Dengan menyembuhkan Malkhus, Yesus menghapus bukti kejahatan Petrus. Seolah-olah Ia berkata, “Petrus, pedangmu tidak akan menyelamatkanmu. Aku yang akan menanggung semua tuduhan itu.” Inilah paradoks kasih: Yesus yang tidak bersalah memilih menjadi terdakwa, sementara Petrus yang bersalah justru dibebaskan.

 

Menjaga kelanjutan Injil

Lebih jauh lagi, mujizat ini juga menyelamatkan masa depan pemberitaan Injil. Yesus sudah mempercayakan kepada Petrus sebuah peran besar: “Di atas batu karang ini Aku akan membangun jemaat-Ku.” 

Jika Petrus malam itu ditangkap dan dijatuhi hukuman, bagaimana mungkin ia bisa menjadi pemimpin jemaat mula-mula? Bagaimana mungkin ia bisa berkhotbah pada hari Pentakosta dan membawa tiga ribu orang bertobat?

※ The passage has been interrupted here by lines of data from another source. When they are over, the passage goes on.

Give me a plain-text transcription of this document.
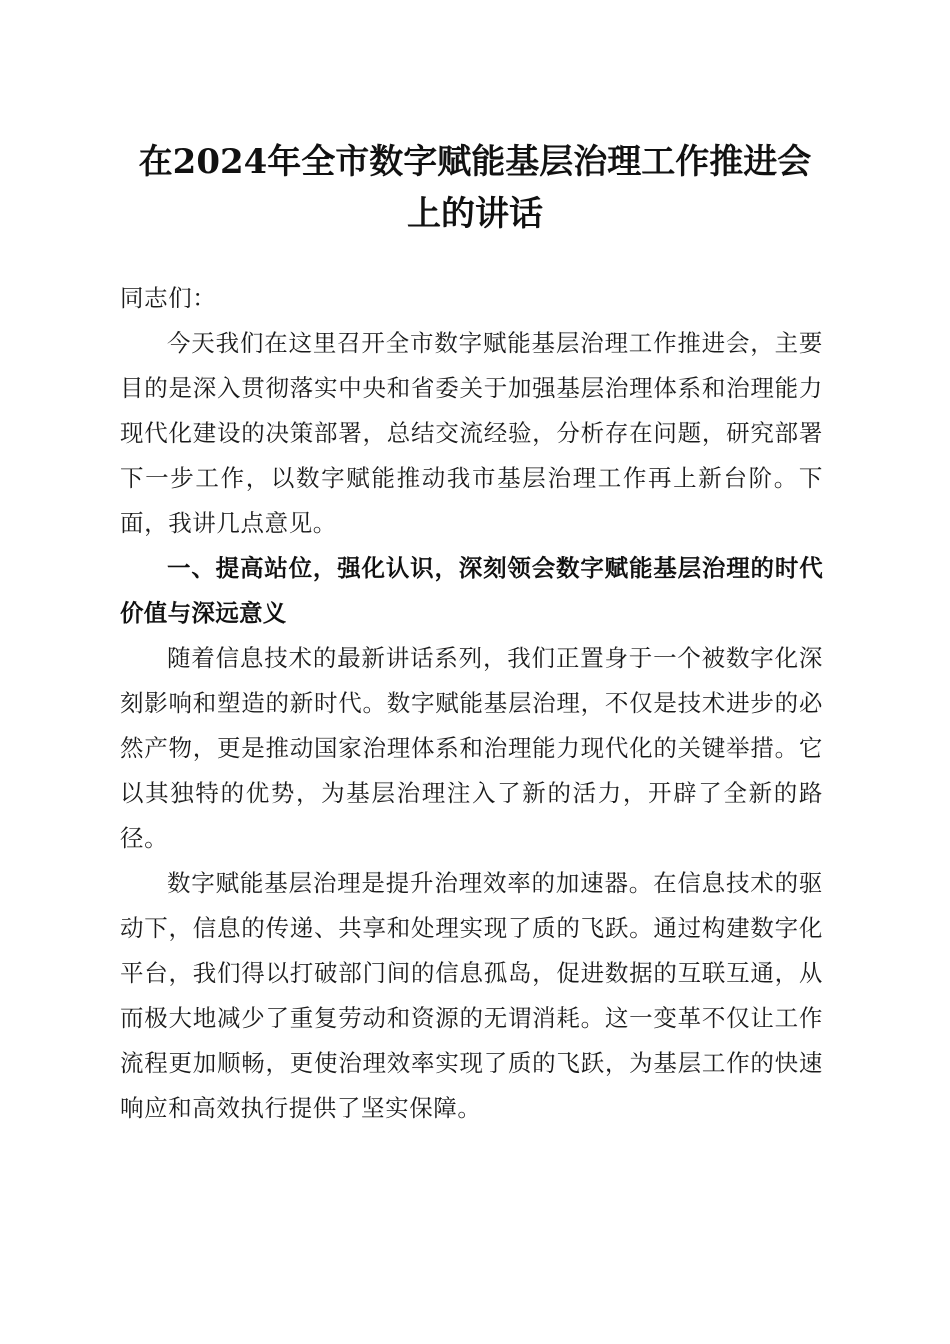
在2024年全市数字赋能基层治理工作推进会
上的讲话

同志们：

今天我们在这里召开全市数字赋能基层治理工作推进会，主要目的是深入贯彻落实中央和省委关于加强基层治理体系和治理能力现代化建设的决策部署，总结交流经验，分析存在问题，研究部署下一步工作，以数字赋能推动我市基层治理工作再上新台阶。下面，我讲几点意见。

一、提高站位，强化认识，深刻领会数字赋能基层治理的时代价值与深远意义

随着信息技术的最新讲话系列，我们正置身于一个被数字化深刻影响和塑造的新时代。数字赋能基层治理，不仅是技术进步的必然产物，更是推动国家治理体系和治理能力现代化的关键举措。它以其独特的优势，为基层治理注入了新的活力，开辟了全新的路径。

数字赋能基层治理是提升治理效率的加速器。在信息技术的驱动下，信息的传递、共享和处理实现了质的飞跃。通过构建数字化平台，我们得以打破部门间的信息孤岛，促进数据的互联互通，从而极大地减少了重复劳动和资源的无谓消耗。这一变革不仅让工作流程更加顺畅，更使治理效率实现了质的飞跃，为基层工作的快速响应和高效执行提供了坚实保障。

Yesus tahu rencana Allah jauh ke depan. Ia tidak hanya berpikir tentang malam itu, tetapi juga tentang generasi demi generasi yang akan mendengar Injil. Dengan menyembuhkan Malkhus, Yesus sedang memastikan bahwa Injil tidak terhenti, melainkan terus mengalir sampai ke ujung bumi.

 

Penutup

Mujizat terakhir Yesus di taman Getsemani adalah sebuah drama kasih yang penuh makna. Ia menolong yang tak ada penolongnya, melindungi murid-Nya dari tuduhan, dan menjaga kelanjutan Injil. Semua itu dilakukan dalam satu sentuhan sederhana, tetapi dengan dampak yang kekal.

Di saat manusia cenderung membalas kebencian dengan kebencian, Yesus justru menunjukkan jalan lain: kasih yang menyembuhkan. Dan mungkin, jika kita belajar dari-Nya, kita pun bisa menjadi “penyembuh telinga” bagi orang-orang di sekitar kita, bukan dengan mujizat fisik, tetapi dengan kata-kata yang membangun, sikap yang menguatkan, dan kasih yang melampaui logika.

Kasih Allah sering kali hadir dengan cara yang mengejutkan, bahkan di tengah tragedi. Mujizat terakhir Yesus bukan sekadar penyembuhan fisik, tetapi juga pesan rohani: kasih yang sejati tidak pernah berhenti, bahkan kepada musuh sekalipun.